S104: the projection being iterated to the training data determines the first projector space.
Specifically, training data is projected using the iterative method of projection function according to the maximized principle of relative entropy,
Obtain a new projector space.Too low projecting direction is estimated ignoring, and is reduced the dimension of projector space, is judged projector space
It whether is no longer to deviate.The maximized direction of the relative entropy refers to the smallest direction of data association information, the present embodiment provides
Method in, classify according to the direction, may make that the degree of correlation between the data projected is minimum, in other embodiments
In, axis of projection can also be taken different directions according to the requirement different to the degree of correlation.
When new projector space no longer deviates, new projector space is the first projector space;When new projector space again
When secondary offset, repetitive operation S104, until the projector space no longer deviates.
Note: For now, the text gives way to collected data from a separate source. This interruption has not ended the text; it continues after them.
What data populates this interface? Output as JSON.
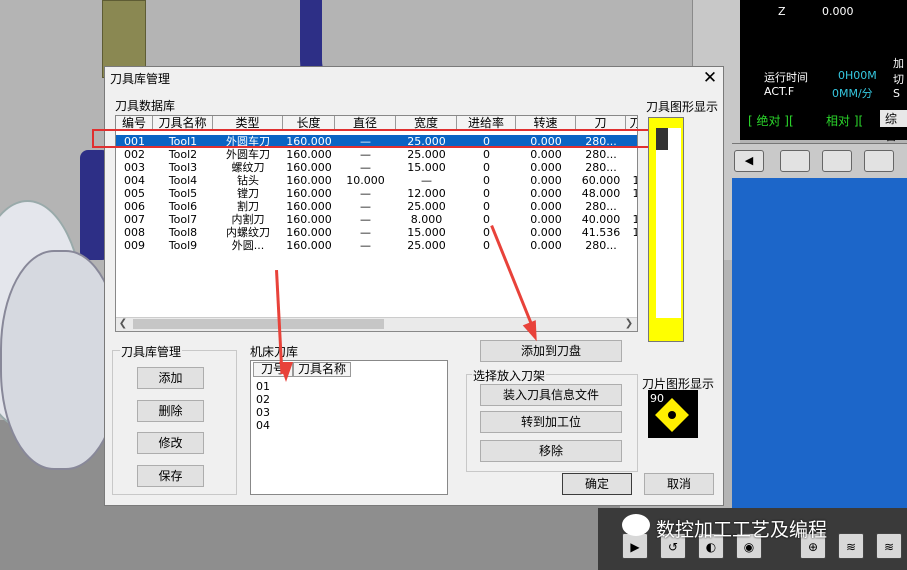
{
  "background": {
    "panel": {
      "z_label": "Z",
      "z_value": "0.000",
      "run_time_label": "运行时间",
      "run_time_value": "0H00M",
      "actf_label": "ACT.F",
      "actf_value": "0MM/分",
      "side_1": "加",
      "side_2": "切",
      "side_3": "S",
      "mode_abs": "[ 绝对 ][",
      "mode_rel": "相对 ][",
      "mode_sum": "综合"
    },
    "watermark": "数控加工工艺及编程"
  },
  "dialog": {
    "title": "刀具库管理",
    "close_glyph": "✕",
    "tool_db_label": "刀具数据库",
    "table": {
      "headers": [
        "编号",
        "刀具名称",
        "类型",
        "长度",
        "直径",
        "宽度",
        "进给率",
        "转速",
        "刀",
        "刀"
      ],
      "rows": [
        [
          "001",
          "Tool1",
          "外圆车刀",
          "160.000",
          "—",
          "25.000",
          "0",
          "0.000",
          "280...",
          ""
        ],
        [
          "002",
          "Tool2",
          "外圆车刀",
          "160.000",
          "—",
          "25.000",
          "0",
          "0.000",
          "280...",
          ""
        ],
        [
          "003",
          "Tool3",
          "螺纹刀",
          "160.000",
          "—",
          "15.000",
          "0",
          "0.000",
          "280...",
          ""
        ],
        [
          "004",
          "Tool4",
          "钻头",
          "160.000",
          "10.000",
          "—",
          "0",
          "0.000",
          "60.000",
          "1"
        ],
        [
          "005",
          "Tool5",
          "镗刀",
          "160.000",
          "—",
          "12.000",
          "0",
          "0.000",
          "48.000",
          "1"
        ],
        [
          "006",
          "Tool6",
          "割刀",
          "160.000",
          "—",
          "25.000",
          "0",
          "0.000",
          "280...",
          ""
        ],
        [
          "007",
          "Tool7",
          "内割刀",
          "160.000",
          "—",
          "8.000",
          "0",
          "0.000",
          "40.000",
          "1"
        ],
        [
          "008",
          "Tool8",
          "内螺纹刀",
          "160.000",
          "—",
          "15.000",
          "0",
          "0.000",
          "41.536",
          "1"
        ],
        [
          "009",
          "Tool9",
          "外圆...",
          "160.000",
          "—",
          "25.000",
          "0",
          "0.000",
          "280...",
          ""
        ]
      ]
    },
    "tool_graphic_label": "刀具图形显示",
    "insert_graphic_label": "刀片图形显示",
    "insert_angle": "90",
    "lib_group_label": "刀具库管理",
    "btn_add": "添加",
    "btn_delete": "删除",
    "btn_modify": "修改",
    "btn_save": "保存",
    "machine_lib_label": "机床刀库",
    "machine_headers": [
      "刀号",
      "刀具名称"
    ],
    "machine_items": [
      "01",
      "02",
      "03",
      "04"
    ],
    "btn_add_to_turret": "添加到刀盘",
    "holder_group_label": "选择放入刀架",
    "btn_load_info": "装入刀具信息文件",
    "btn_to_position": "转到加工位",
    "btn_remove": "移除",
    "btn_ok": "确定",
    "btn_cancel": "取消"
  }
}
The iterative method of above-mentioned projection function may include: fixed point iteration method.Specifically the iteration of projection function is selected
Fixed point iteration method, in order to keep fitting result more preferable, iteration function in addition to meet non-linear and convergence, also to meet as far as possible and
The similitude of initial data distribution.Iteration function is a function close with the Probability Characteristics of data, in the present embodiment
In, it is compared through making difference to different function acquired results, is chosen to be g (x)=xe-x, in other embodiments, table also can be selected
Now preferably have the function of heavy-tailed property.
Training data is projected using the iterative method of projection function according to the maximized principle of relative entropy, each round is all
Judge whether the first projector space has the possibility for further deviating and compressing, ginseng of such repeated compression until the first projector space
Number is stablized in a suitable value, wherein includes enough data characteristicses in the space.
In addition, the relative entropy between any two direction is all as big as possible in the first projector space of selection, so that base
Annoyance level is minimum between any two for signal, can also reduce the dimension of projector space as far as possible without losing information.
S105: the test data received is projected to the projection that test data is determined to the first projector space.
Specifically, the group number of each group of test data is fixed value;If the test data received is greater than the survey received
The group number for trying data, then randomly select the test data of fixed group number, forges secure data in specific position to prevent attacker.
S106: according to the projection of test data at a distance from training data in the first projector space, test data is determined
Safety.
Specifically, according in the projection of test data and the first projector space training data (being properly termed as base vector) away from
From to determine whether safety, if training data more than one set, test vector needs to be constituted from all training vectors super vertical
Cube is all remote enough just to calculate safety.
Furthermore it is also possible to which estimating according to Euclidean distance, determines the safety of measurement data.Embodiment provided by the invention
Middle use in projector space Euclidean distance estimate rather than the size of angle judges the risk of data, slightly increase
Calculation amount, but the erroneous judgement to the impulse flow in same direction is avoided, it is misjudged as safety.Euclidean distance close enough is
One as far as possible can distinguish risk data and reduce the distance of False Rate, in the present embodiment, the threshold size set as
1.0500, when being less than threshold value, then test data is judged to be safe, when being greater than threshold value, then judges test data for danger
's.In other embodiments, it is also adjusted according to specific attack type and network environment.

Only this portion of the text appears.